The process of gas or liquid which penetrate into the body of adsorbent is commonly known as absorption.

absorption: 1) The process of one material (absorbate) being retained by another (absorbent); this may be the physical solution of a gas, liquid, or solid in a liquid, attachment of molecules of a gas, vapour, liquid, or dissolved substance to a solid surface by physical forces, etc. In spectrophotometry, absorption of light at characteristic wavelengths or bands of wavelengths is used to identify the chemical nature of molecules, atoms or ions and to measure the concentrations of these species.
2) A phenomenon in which radiation transfers to matter which it traverses some of or all its energy.

==Equation==
If absorption is a physical process not accompanied by any other physical or chemical process, it usually follows the Nernst distribution law:
"the ratio of concentrations of some solute species in two bulk phases when it is equilibrium and in contact is constant for a given solute and bulk phases":
 $\frac{[x]_{1}}{[x]_{2}} = \text{constant} = K_{N(x,12)}$

The value of constant K_{N} depends on temperature and is called partition coefficient. This equation is valid if concentrations are not too large and if the species "x" does not change its form in any of the two phases "1" or "2". If such molecule undergoes association or dissociation then this equation still describes the equilibrium between "x" in both phases, but only for the same form – concentrations of all remaining forms must be calculated by taking into account all the other equilibria.

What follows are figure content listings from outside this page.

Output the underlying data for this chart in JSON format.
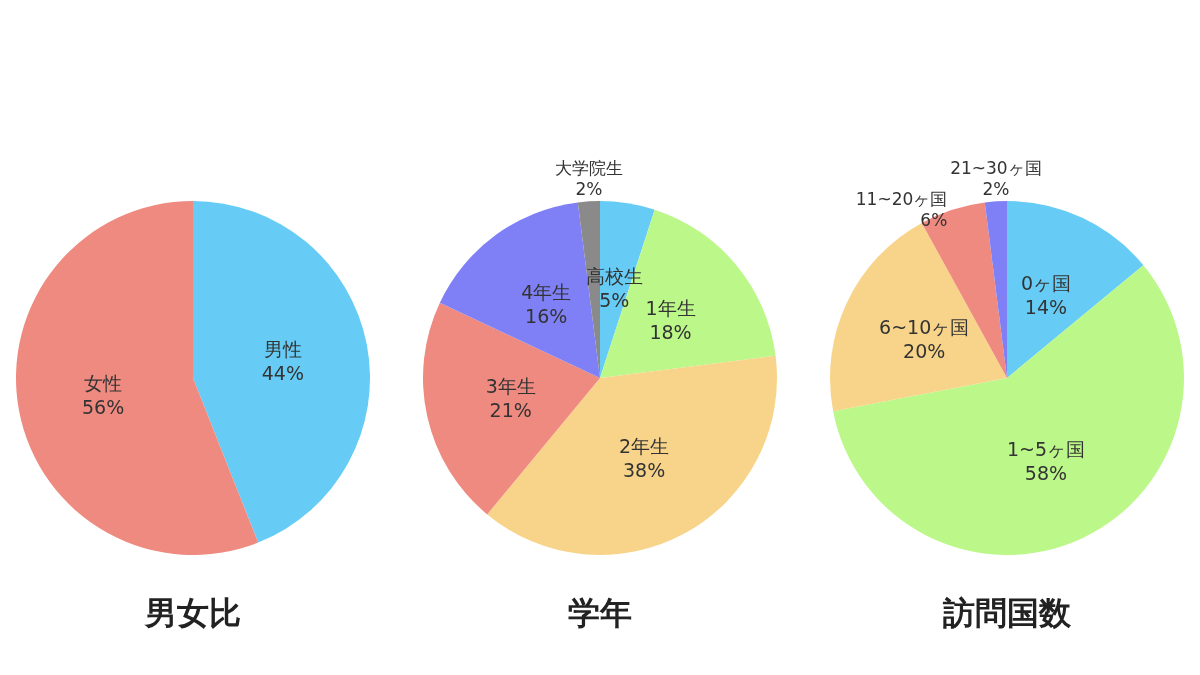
{
  "chart_data": [
    {
      "type": "pie",
      "title": "男女比",
      "categories": [
        "男性",
        "女性"
      ],
      "values": [
        44,
        56
      ],
      "value_labels": [
        "44%",
        "56%"
      ],
      "colors": [
        "#66ccf6",
        "#ef8a80"
      ]
    },
    {
      "type": "pie",
      "title": "学年",
      "categories": [
        "高校生",
        "1年生",
        "2年生",
        "3年生",
        "4年生",
        "大学院生"
      ],
      "values": [
        5,
        18,
        38,
        21,
        16,
        2
      ],
      "value_labels": [
        "5%",
        "18%",
        "38%",
        "21%",
        "16%",
        "2%"
      ],
      "colors": [
        "#66ccf6",
        "#bcf78a",
        "#f8d48a",
        "#ef8a80",
        "#7f80f6",
        "#8a8a8a"
      ]
    },
    {
      "type": "pie",
      "title": "訪問国数",
      "categories": [
        "0ヶ国",
        "1~5ヶ国",
        "6~10ヶ国",
        "11~20ヶ国",
        "21~30ヶ国"
      ],
      "values": [
        14,
        58,
        20,
        6,
        2
      ],
      "value_labels": [
        "14%",
        "58%",
        "20%",
        "6%",
        "2%"
      ],
      "colors": [
        "#66ccf6",
        "#bcf78a",
        "#f8d48a",
        "#ef8a80",
        "#7f80f6"
      ]
    }
  ]
}
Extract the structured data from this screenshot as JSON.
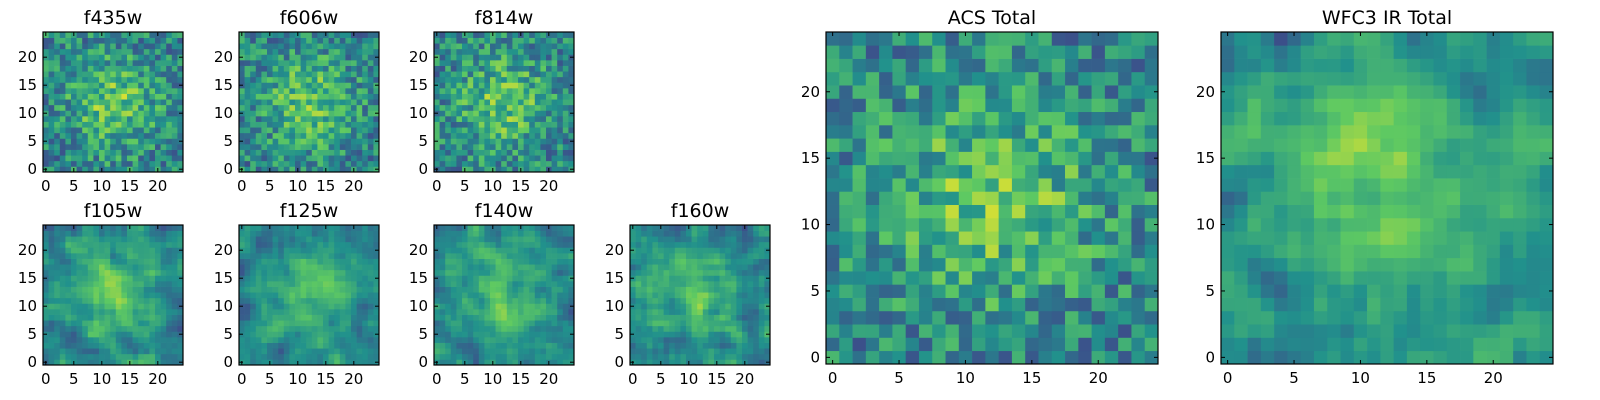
{
  "colormap": [
    "#440154",
    "#3b528b",
    "#21918c",
    "#5ec962",
    "#fde725"
  ],
  "chart_data": [
    {
      "type": "heatmap",
      "title": "f435w",
      "grid_size": 25,
      "seed": 435,
      "smooth": 0,
      "xticks": [
        0,
        5,
        10,
        15,
        20
      ],
      "yticks": [
        0,
        5,
        10,
        15,
        20
      ],
      "xlim": [
        -0.5,
        24.5
      ],
      "ylim": [
        -0.5,
        24.5
      ]
    },
    {
      "type": "heatmap",
      "title": "f606w",
      "grid_size": 25,
      "seed": 606,
      "smooth": 0,
      "xticks": [
        0,
        5,
        10,
        15,
        20
      ],
      "yticks": [
        0,
        5,
        10,
        15,
        20
      ],
      "xlim": [
        -0.5,
        24.5
      ],
      "ylim": [
        -0.5,
        24.5
      ]
    },
    {
      "type": "heatmap",
      "title": "f814w",
      "grid_size": 25,
      "seed": 814,
      "smooth": 0,
      "xticks": [
        0,
        5,
        10,
        15,
        20
      ],
      "yticks": [
        0,
        5,
        10,
        15,
        20
      ],
      "xlim": [
        -0.5,
        24.5
      ],
      "ylim": [
        -0.5,
        24.5
      ]
    },
    {
      "type": "heatmap",
      "title": "f105w",
      "grid_size": 25,
      "seed": 105,
      "smooth": 1,
      "xticks": [
        0,
        5,
        10,
        15,
        20
      ],
      "yticks": [
        0,
        5,
        10,
        15,
        20
      ],
      "xlim": [
        -0.5,
        24.5
      ],
      "ylim": [
        -0.5,
        24.5
      ]
    },
    {
      "type": "heatmap",
      "title": "f125w",
      "grid_size": 25,
      "seed": 125,
      "smooth": 1,
      "xticks": [
        0,
        5,
        10,
        15,
        20
      ],
      "yticks": [
        0,
        5,
        10,
        15,
        20
      ],
      "xlim": [
        -0.5,
        24.5
      ],
      "ylim": [
        -0.5,
        24.5
      ]
    },
    {
      "type": "heatmap",
      "title": "f140w",
      "grid_size": 25,
      "seed": 140,
      "smooth": 1,
      "xticks": [
        0,
        5,
        10,
        15,
        20
      ],
      "yticks": [
        0,
        5,
        10,
        15,
        20
      ],
      "xlim": [
        -0.5,
        24.5
      ],
      "ylim": [
        -0.5,
        24.5
      ]
    },
    {
      "type": "heatmap",
      "title": "f160w",
      "grid_size": 25,
      "seed": 160,
      "smooth": 1,
      "xticks": [
        0,
        5,
        10,
        15,
        20
      ],
      "yticks": [
        0,
        5,
        10,
        15,
        20
      ],
      "xlim": [
        -0.5,
        24.5
      ],
      "ylim": [
        -0.5,
        24.5
      ]
    },
    {
      "type": "heatmap",
      "title": "ACS Total",
      "grid_size": 25,
      "seed": 999,
      "smooth": 0,
      "xticks": [
        0,
        5,
        10,
        15,
        20
      ],
      "yticks": [
        0,
        5,
        10,
        15,
        20
      ],
      "xlim": [
        -0.5,
        24.5
      ],
      "ylim": [
        -0.5,
        24.5
      ]
    },
    {
      "type": "heatmap",
      "title": "WFC3 IR Total",
      "grid_size": 25,
      "seed": 777,
      "smooth": 1,
      "xticks": [
        0,
        5,
        10,
        15,
        20
      ],
      "yticks": [
        0,
        5,
        10,
        15,
        20
      ],
      "xlim": [
        -0.5,
        24.5
      ],
      "ylim": [
        -0.5,
        24.5
      ]
    }
  ]
}
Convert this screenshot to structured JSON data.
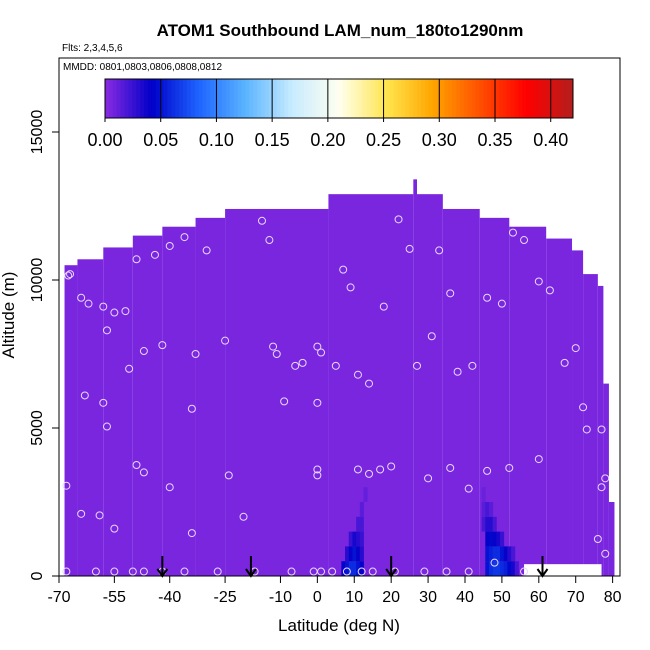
{
  "chart_data": {
    "type": "heatmap",
    "title": "ATOM1 Southbound LAM_num_180to1290nm",
    "flights_note": "Flts: 2,3,4,5,6",
    "dates_note": "MMDD: 0801,0803,0806,0808,0812",
    "xlabel": "Latitude (deg N)",
    "ylabel": "Altitude (m)",
    "xlim": [
      -70,
      82
    ],
    "ylim": [
      0,
      17500
    ],
    "x_ticks": [
      -70,
      -55,
      -40,
      -25,
      -10,
      0,
      10,
      20,
      30,
      40,
      50,
      60,
      70,
      80
    ],
    "x_tick_labels": [
      "-70",
      "-55",
      "-40",
      "-25",
      "-10",
      "0",
      "10",
      "20",
      "30",
      "40",
      "50",
      "60",
      "70",
      "80"
    ],
    "y_ticks": [
      0,
      5000,
      10000,
      15000
    ],
    "y_tick_labels": [
      "0",
      "5000",
      "10000",
      "15000"
    ],
    "colorbar": {
      "min": 0.0,
      "max": 0.42,
      "ticks": [
        0.0,
        0.05,
        0.1,
        0.15,
        0.2,
        0.25,
        0.3,
        0.35,
        0.4
      ],
      "tick_labels": [
        "0.00",
        "0.05",
        "0.10",
        "0.15",
        "0.20",
        "0.25",
        "0.30",
        "0.35",
        "0.40"
      ],
      "colors": [
        "#8a2be2",
        "#0000c8",
        "#1e64ff",
        "#5ab4ff",
        "#c8ebff",
        "#fffff0",
        "#ffe650",
        "#ffa500",
        "#ff5000",
        "#ff0000",
        "#b41e1e"
      ]
    },
    "background_value": 0.005,
    "coverage_profile": [
      {
        "lat_from": -68.5,
        "lat_to": -65,
        "max_alt": 10500
      },
      {
        "lat_from": -65,
        "lat_to": -58,
        "max_alt": 10700
      },
      {
        "lat_from": -58,
        "lat_to": -50,
        "max_alt": 11100
      },
      {
        "lat_from": -50,
        "lat_to": -42,
        "max_alt": 11500
      },
      {
        "lat_from": -42,
        "lat_to": -33,
        "max_alt": 11800
      },
      {
        "lat_from": -33,
        "lat_to": -25,
        "max_alt": 12100
      },
      {
        "lat_from": -25,
        "lat_to": 3,
        "max_alt": 12400
      },
      {
        "lat_from": 3,
        "lat_to": 26,
        "max_alt": 12900
      },
      {
        "lat_from": 26,
        "lat_to": 27,
        "max_alt": 13400
      },
      {
        "lat_from": 27,
        "lat_to": 34,
        "max_alt": 12900
      },
      {
        "lat_from": 34,
        "lat_to": 44,
        "max_alt": 12400
      },
      {
        "lat_from": 44,
        "lat_to": 52,
        "max_alt": 12100
      },
      {
        "lat_from": 52,
        "lat_to": 62,
        "max_alt": 11800
      },
      {
        "lat_from": 62,
        "lat_to": 69,
        "max_alt": 11400
      },
      {
        "lat_from": 69,
        "lat_to": 72,
        "max_alt": 11000
      },
      {
        "lat_from": 72,
        "lat_to": 76,
        "max_alt": 10200
      },
      {
        "lat_from": 76,
        "lat_to": 77.5,
        "max_alt": 9800
      },
      {
        "lat_from": 77.5,
        "lat_to": 79,
        "max_alt": 6500
      },
      {
        "lat_from": 79,
        "lat_to": 80.5,
        "max_alt": 2500
      }
    ],
    "gap_regions": [
      {
        "lat_from": 56,
        "lat_to": 77,
        "alt_from": 0,
        "alt_to": 400
      }
    ],
    "enhanced_cells": [
      {
        "lat": 7,
        "alt": 250,
        "value": 0.04
      },
      {
        "lat": 8,
        "alt": 250,
        "value": 0.05
      },
      {
        "lat": 9,
        "alt": 250,
        "value": 0.06
      },
      {
        "lat": 10,
        "alt": 250,
        "value": 0.06
      },
      {
        "lat": 11,
        "alt": 250,
        "value": 0.05
      },
      {
        "lat": 12,
        "alt": 250,
        "value": 0.04
      },
      {
        "lat": 8,
        "alt": 750,
        "value": 0.03
      },
      {
        "lat": 9,
        "alt": 750,
        "value": 0.04
      },
      {
        "lat": 10,
        "alt": 750,
        "value": 0.05
      },
      {
        "lat": 11,
        "alt": 750,
        "value": 0.04
      },
      {
        "lat": 12,
        "alt": 750,
        "value": 0.03
      },
      {
        "lat": 9,
        "alt": 1250,
        "value": 0.025
      },
      {
        "lat": 10,
        "alt": 1250,
        "value": 0.035
      },
      {
        "lat": 11,
        "alt": 1250,
        "value": 0.03
      },
      {
        "lat": 12,
        "alt": 1250,
        "value": 0.025
      },
      {
        "lat": 11,
        "alt": 1750,
        "value": 0.02
      },
      {
        "lat": 12,
        "alt": 1750,
        "value": 0.02
      },
      {
        "lat": 12,
        "alt": 2250,
        "value": 0.015
      },
      {
        "lat": 13,
        "alt": 2750,
        "value": 0.012
      },
      {
        "lat": 46,
        "alt": 250,
        "value": 0.05
      },
      {
        "lat": 47,
        "alt": 250,
        "value": 0.06
      },
      {
        "lat": 48,
        "alt": 250,
        "value": 0.065
      },
      {
        "lat": 49,
        "alt": 250,
        "value": 0.065
      },
      {
        "lat": 50,
        "alt": 250,
        "value": 0.06
      },
      {
        "lat": 51,
        "alt": 250,
        "value": 0.055
      },
      {
        "lat": 52,
        "alt": 250,
        "value": 0.045
      },
      {
        "lat": 53,
        "alt": 250,
        "value": 0.035
      },
      {
        "lat": 54,
        "alt": 250,
        "value": 0.02
      },
      {
        "lat": 46,
        "alt": 750,
        "value": 0.05
      },
      {
        "lat": 47,
        "alt": 750,
        "value": 0.055
      },
      {
        "lat": 48,
        "alt": 750,
        "value": 0.06
      },
      {
        "lat": 49,
        "alt": 750,
        "value": 0.06
      },
      {
        "lat": 50,
        "alt": 750,
        "value": 0.05
      },
      {
        "lat": 51,
        "alt": 750,
        "value": 0.04
      },
      {
        "lat": 52,
        "alt": 750,
        "value": 0.03
      },
      {
        "lat": 53,
        "alt": 750,
        "value": 0.02
      },
      {
        "lat": 46,
        "alt": 1250,
        "value": 0.04
      },
      {
        "lat": 47,
        "alt": 1250,
        "value": 0.045
      },
      {
        "lat": 48,
        "alt": 1250,
        "value": 0.04
      },
      {
        "lat": 49,
        "alt": 1250,
        "value": 0.035
      },
      {
        "lat": 50,
        "alt": 1250,
        "value": 0.025
      },
      {
        "lat": 45,
        "alt": 1750,
        "value": 0.02
      },
      {
        "lat": 46,
        "alt": 1750,
        "value": 0.03
      },
      {
        "lat": 47,
        "alt": 1750,
        "value": 0.03
      },
      {
        "lat": 48,
        "alt": 1750,
        "value": 0.02
      },
      {
        "lat": 45,
        "alt": 2250,
        "value": 0.015
      },
      {
        "lat": 46,
        "alt": 2250,
        "value": 0.02
      },
      {
        "lat": 47,
        "alt": 2250,
        "value": 0.015
      },
      {
        "lat": 45,
        "alt": 2750,
        "value": 0.01
      }
    ],
    "sample_points": [
      {
        "lat": -67,
        "alt": 10200
      },
      {
        "lat": -67.5,
        "alt": 10150
      },
      {
        "lat": -64,
        "alt": 9400
      },
      {
        "lat": -62,
        "alt": 9200
      },
      {
        "lat": -58,
        "alt": 9100
      },
      {
        "lat": -57,
        "alt": 8300
      },
      {
        "lat": -55,
        "alt": 8900
      },
      {
        "lat": -52,
        "alt": 8950
      },
      {
        "lat": -51,
        "alt": 7000
      },
      {
        "lat": -49,
        "alt": 10700
      },
      {
        "lat": -47,
        "alt": 7600
      },
      {
        "lat": -44,
        "alt": 10850
      },
      {
        "lat": -42,
        "alt": 7800
      },
      {
        "lat": -40,
        "alt": 11150
      },
      {
        "lat": -36,
        "alt": 11450
      },
      {
        "lat": -33,
        "alt": 7500
      },
      {
        "lat": -30,
        "alt": 11000
      },
      {
        "lat": -25,
        "alt": 7950
      },
      {
        "lat": -15,
        "alt": 12000
      },
      {
        "lat": -13,
        "alt": 11350
      },
      {
        "lat": -12,
        "alt": 7750
      },
      {
        "lat": -11,
        "alt": 7500
      },
      {
        "lat": -6,
        "alt": 7100
      },
      {
        "lat": -4,
        "alt": 7200
      },
      {
        "lat": 0,
        "alt": 7750
      },
      {
        "lat": 1,
        "alt": 7550
      },
      {
        "lat": 5,
        "alt": 7100
      },
      {
        "lat": 7,
        "alt": 10350
      },
      {
        "lat": 9,
        "alt": 9750
      },
      {
        "lat": 11,
        "alt": 6800
      },
      {
        "lat": 14,
        "alt": 6500
      },
      {
        "lat": 18,
        "alt": 9100
      },
      {
        "lat": 22,
        "alt": 12050
      },
      {
        "lat": 25,
        "alt": 11050
      },
      {
        "lat": 27,
        "alt": 7100
      },
      {
        "lat": 31,
        "alt": 8100
      },
      {
        "lat": 33,
        "alt": 11000
      },
      {
        "lat": 36,
        "alt": 9550
      },
      {
        "lat": 38,
        "alt": 6900
      },
      {
        "lat": 42,
        "alt": 7100
      },
      {
        "lat": 46,
        "alt": 9400
      },
      {
        "lat": 50,
        "alt": 9200
      },
      {
        "lat": 53,
        "alt": 11600
      },
      {
        "lat": 56,
        "alt": 11350
      },
      {
        "lat": 60,
        "alt": 9950
      },
      {
        "lat": 63,
        "alt": 9650
      },
      {
        "lat": 67,
        "alt": 7200
      },
      {
        "lat": 70,
        "alt": 7700
      },
      {
        "lat": 72,
        "alt": 5700
      },
      {
        "lat": 73,
        "alt": 4950
      },
      {
        "lat": 76,
        "alt": 1250
      },
      {
        "lat": -63,
        "alt": 6100
      },
      {
        "lat": -58,
        "alt": 5850
      },
      {
        "lat": -57,
        "alt": 5050
      },
      {
        "lat": -49,
        "alt": 3750
      },
      {
        "lat": -47,
        "alt": 3500
      },
      {
        "lat": -40,
        "alt": 3000
      },
      {
        "lat": -34,
        "alt": 5650
      },
      {
        "lat": -24,
        "alt": 3400
      },
      {
        "lat": -20,
        "alt": 2000
      },
      {
        "lat": -9,
        "alt": 5900
      },
      {
        "lat": 0,
        "alt": 5850
      },
      {
        "lat": 0,
        "alt": 3600
      },
      {
        "lat": 0,
        "alt": 3400
      },
      {
        "lat": 11,
        "alt": 3600
      },
      {
        "lat": 14,
        "alt": 3450
      },
      {
        "lat": 17,
        "alt": 3600
      },
      {
        "lat": 20,
        "alt": 3700
      },
      {
        "lat": 30,
        "alt": 3300
      },
      {
        "lat": 36,
        "alt": 3650
      },
      {
        "lat": 41,
        "alt": 2950
      },
      {
        "lat": 46,
        "alt": 3550
      },
      {
        "lat": 52,
        "alt": 3650
      },
      {
        "lat": 60,
        "alt": 3950
      },
      {
        "lat": 77,
        "alt": 4950
      },
      {
        "lat": 78,
        "alt": 3300
      },
      {
        "lat": 77,
        "alt": 3000
      },
      {
        "lat": -68,
        "alt": 3050
      },
      {
        "lat": -64,
        "alt": 2100
      },
      {
        "lat": -59,
        "alt": 2050
      },
      {
        "lat": -55,
        "alt": 1600
      },
      {
        "lat": -34,
        "alt": 1450
      },
      {
        "lat": -68,
        "alt": 150
      },
      {
        "lat": -60,
        "alt": 150
      },
      {
        "lat": -55,
        "alt": 150
      },
      {
        "lat": -50,
        "alt": 150
      },
      {
        "lat": -47,
        "alt": 150
      },
      {
        "lat": -42,
        "alt": 150
      },
      {
        "lat": -36,
        "alt": 150
      },
      {
        "lat": -27,
        "alt": 150
      },
      {
        "lat": -17,
        "alt": 150
      },
      {
        "lat": -7,
        "alt": 150
      },
      {
        "lat": -1,
        "alt": 150
      },
      {
        "lat": 1,
        "alt": 150
      },
      {
        "lat": 4,
        "alt": 150
      },
      {
        "lat": 8,
        "alt": 150
      },
      {
        "lat": 12,
        "alt": 150
      },
      {
        "lat": 15,
        "alt": 150
      },
      {
        "lat": 21,
        "alt": 150
      },
      {
        "lat": 29,
        "alt": 150
      },
      {
        "lat": 35,
        "alt": 150
      },
      {
        "lat": 41,
        "alt": 150
      },
      {
        "lat": 48,
        "alt": 450
      },
      {
        "lat": 56,
        "alt": 150
      },
      {
        "lat": 78,
        "alt": 750
      }
    ],
    "arrows_at_lat": [
      -42,
      -18,
      20,
      61
    ]
  }
}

In the case of gas absorption, one may calculate its concentration by using, e.g., the Ideal gas law, c = p/RT. In alternative fashion, one may use partial pressures instead of concentrations.

==Types of absorption==
Absorption is a process that may be chemical (reactive) or physical (non-reactive).

=== Chemical absorption ===
Chemical absorption or reactive absorption is a chemical reaction between the absorbed and the absorbing substances. Sometimes it combines with physical absorption. This type of absorption depends upon the stoichiometry of the reaction and the concentration of its reactants. They may be carried out in different units, with a wide spectrum of phase flow types and interactions. In most cases, RA is carried out in plate or packed columns.

=== Physical absorption ===

==== Water in a solid ====
Hydrophilic solids, which include many solids of biological origin, can readily absorb water. Polar interactions between water and the molecules of the solid favor partition of the water into the solid, which can allow significant absorption of water vapor even in relatively low humidity.

===== Moisture regain =====
A fiber (or other hydrophilic material) that has been exposed to the atmosphere will usually contain some water even if it feels dry. The water can be driven off by heating in an oven, leading to a measurable decrease in weight, which will gradually be regained if the fiber is returned to a 'normal' atmosphere. This effect is crucial in the textile industry – where the proportion of a material's weight made up by water is called the moisture regain.